Neal was shut down hard. He wanted to say an illegal's life wasn't worth much, but the second those words left his mouth Lawson would flip.
He already knew Lawson was the real deal. He'd recruited plenty of illegals and street rats as informants, but none of them had delivered the volume Lawson had in just a few months.
FBI agents had different styles. Sean Arthur was old-school — show up after the crime, work the scene, solve it the hard way.
Neal played it smarter — cast a wide net, buy intel from the fringes, get ahead of the game.
You couldn't say which was better, but right now Neal was winning.
"I think we should build better trust between us. If you'd given me the location earlier tonight, it wouldn't have been so close."
Neal was still trying the guilt-trip PUA move, hoping to make Lawson feel bad.
Too bad Lawson wasn't stupid. Anyone stupid got eaten alive by America long ago.
Forrest Gump types only existed in movies.
"You're right, Neal! So how about this — you get my FBI file squared away fast. Once I know I'm solid, I'll be way more cooperative.
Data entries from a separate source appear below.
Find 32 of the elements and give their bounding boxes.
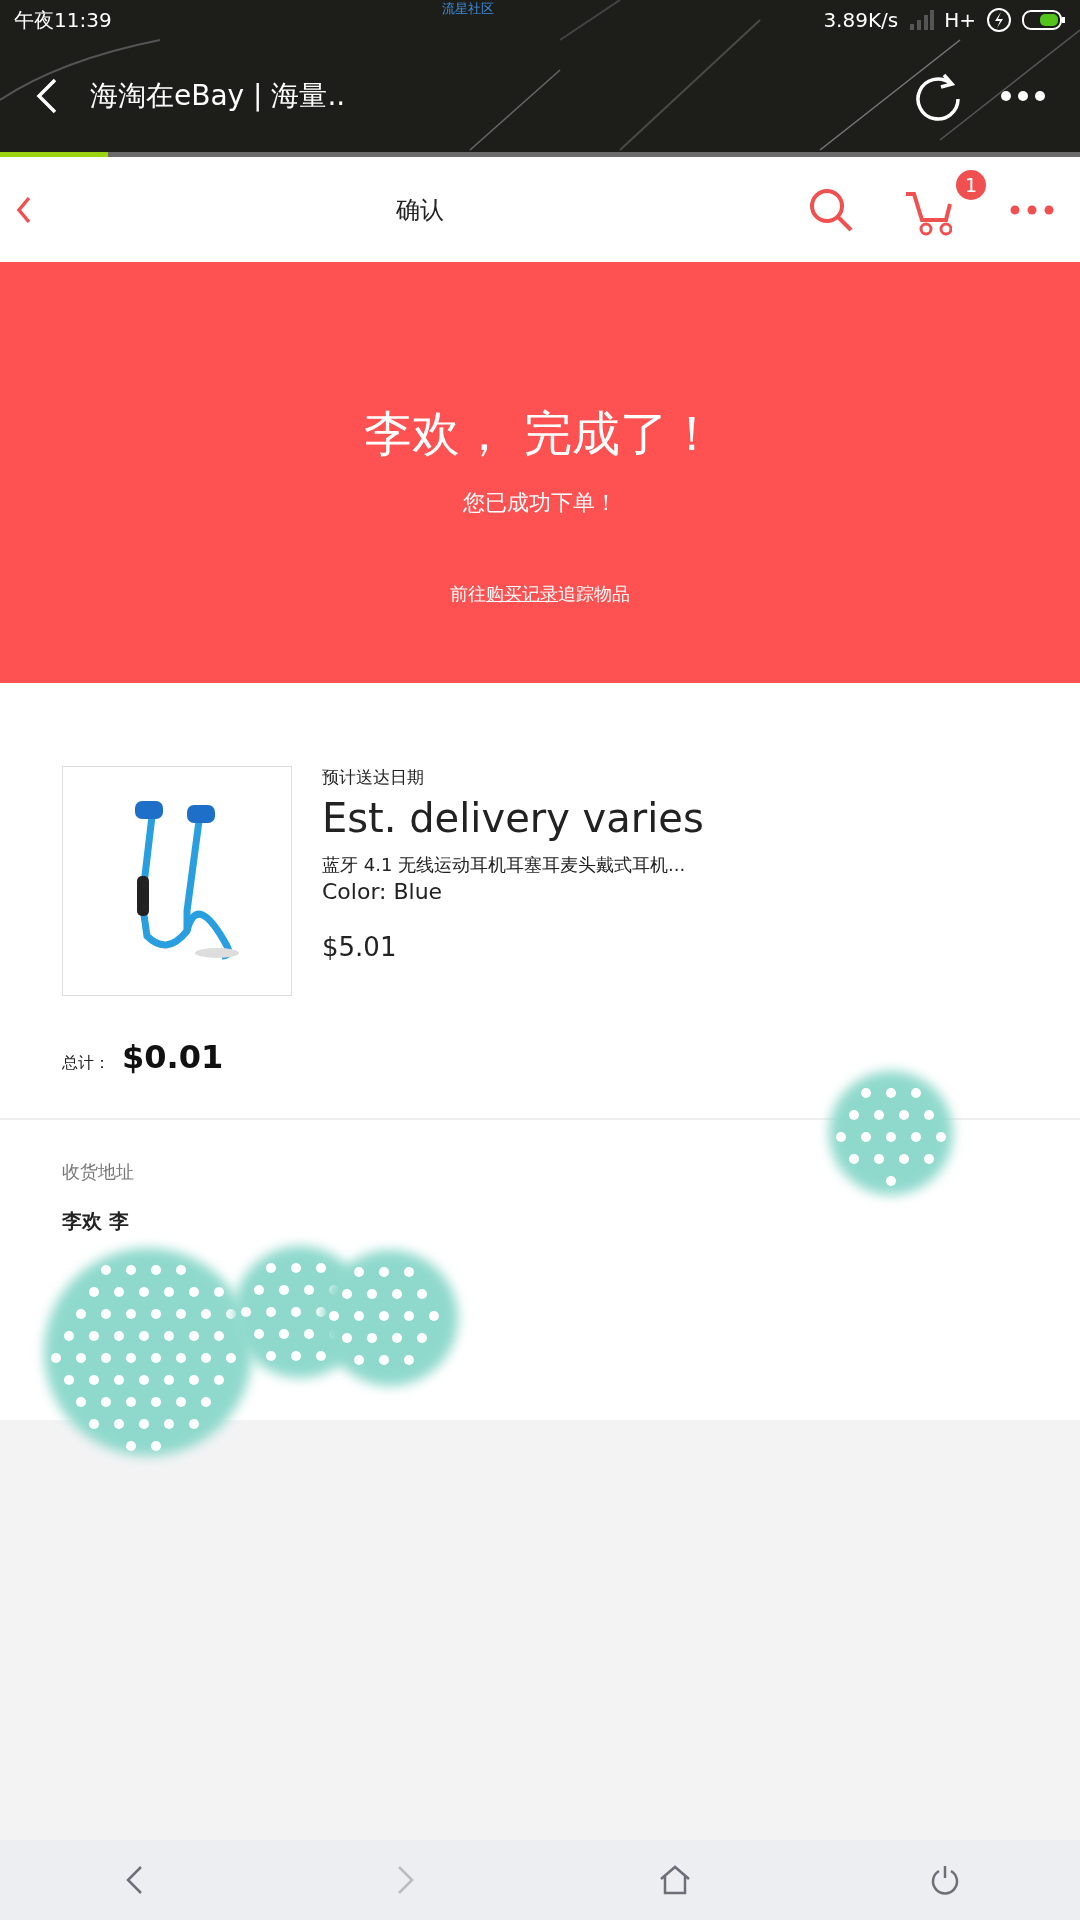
cart-count-badge: 1	[956, 169, 986, 200]
back-icon	[16, 195, 32, 224]
more-icon	[1000, 90, 1046, 102]
refresh-icon	[914, 71, 962, 121]
network-speed: 3.89K/s	[823, 8, 899, 32]
link-prefix: 前往	[450, 582, 486, 606]
address-label: 收货地址	[62, 1160, 135, 1184]
home-icon	[659, 1865, 691, 1895]
search-icon	[808, 186, 854, 233]
power-icon	[929, 1864, 961, 1896]
link-suffix: 追踪物品	[558, 582, 630, 606]
delivery-label: 预计送达日期	[322, 766, 425, 789]
success-subheading: 您已成功下单！	[463, 489, 617, 517]
back-icon	[36, 78, 58, 114]
item-variant: Color: Blue	[322, 879, 444, 904]
battery-icon	[1022, 9, 1066, 31]
flash-icon	[986, 7, 1012, 33]
more-icon	[1010, 204, 1054, 215]
page-title: 海淘在eBay | 海量..	[90, 78, 347, 114]
item-title: 蓝牙 4.1 无线运动耳机耳塞耳麦头戴式耳机...	[322, 853, 687, 877]
status-note: 流星社区	[441, 0, 494, 18]
status-time: 午夜11:39	[14, 6, 112, 34]
header-title: 确认	[395, 194, 445, 226]
purchase-history-link[interactable]: 购买记录	[486, 582, 558, 606]
delivery-estimate: Est. delivery varies	[322, 795, 704, 841]
recipient-name: 李欢 李	[62, 1208, 130, 1235]
network-type: H+	[944, 8, 976, 32]
item-price: $5.01	[322, 932, 398, 962]
total-amount: $0.01	[122, 1038, 224, 1076]
success-heading: 李欢， 完成了！	[364, 404, 716, 463]
total-label: 总计：	[62, 1053, 110, 1074]
signal-icon	[908, 10, 935, 30]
Sound good?"
You try to PUA me, I'll draw you the biggest cake in the world. Everybody wins.
Neal was speechless. His whole guilt trip was meant to dodge the badge promise. Lawson was locking onto it like a pit bull.
"The badge issue—"
Before Neal could finish, someone knocked on the interview room door.
"Who is it?"
A white-haired older man walked in. Ordinary face, but the presence was anything but. Clearly somebody important.
You could tell from the way Neal's whole posture changed.
"Deputy Director, sir — what brings you down here?"
Neal stood up fast, voice respectful.
The old man glanced at Lawson but didn't linger. His focus was on Neal.
"I heard you bagged Francis Ricci?"
"How did you hear that, sir?"
Neal was surprised. He'd only had Francis for a couple hours. The Deputy Director was already here?
"Little Martin's murder is a city-wide priority. I overheard some talk about it and figured I'd come see for myself."